View of Ha’penny bridge on bright sunny day in Dublin, Ireland.
Stricter enforcement on Airbnb and short-term lettings in the Republic of Ireland are needed to protect the housing and rental market.
That’s according to housing activists and opposition politicians that believe regulations introduced last year need to be bolstered ahead of the difficult months and years ahead for the economy.
Last July, regulations around short-term rentals came into effect with a “one host, one home” model that is enforced by local planning authorities.
Eoin O’Broin, a member of parliament and housing spokesperson for Sinn Féin, the main opposition party, told CNBC that the regulations are sound but fall down when it comes to enforcement as the planning system is a “very slow and laborious process.”
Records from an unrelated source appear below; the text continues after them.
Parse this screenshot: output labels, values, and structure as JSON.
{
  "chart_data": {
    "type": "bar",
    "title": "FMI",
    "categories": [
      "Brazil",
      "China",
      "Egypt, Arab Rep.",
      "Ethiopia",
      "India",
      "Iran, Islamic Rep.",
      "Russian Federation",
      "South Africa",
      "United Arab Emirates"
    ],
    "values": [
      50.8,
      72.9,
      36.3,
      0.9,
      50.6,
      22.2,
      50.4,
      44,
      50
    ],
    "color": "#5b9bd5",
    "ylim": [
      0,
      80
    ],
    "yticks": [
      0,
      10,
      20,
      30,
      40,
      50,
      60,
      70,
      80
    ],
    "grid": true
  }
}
For Airbnb hosts renting out a room in the home that they themselves live in, there was little change.
However, for people renting out second homes, holiday homes and other properties that aren’t their primary residence, they are required to obtain a “change of use” planning approval from their local authority. The regulations were introduced to encourage more properties back onto the long-term market. Rising rent costs in cities like Dublin have been a difficult policy issue as the average rent in the capital has risen to 1,709 euros ($2,010), compared to 1,252 euros in the same quarter five years ago.
However there has been a low number of short-term let planning applications filed with authorities despite the number of listings remaining high, as hosts avoid the lengthy application process.
“We always knew the regulations, even if they were good, would fall foul of weak enforcement if it was left to the local authorities. That’s not a criticism of the councils, it’s just the nature of planning enforcement,” O’Broin said.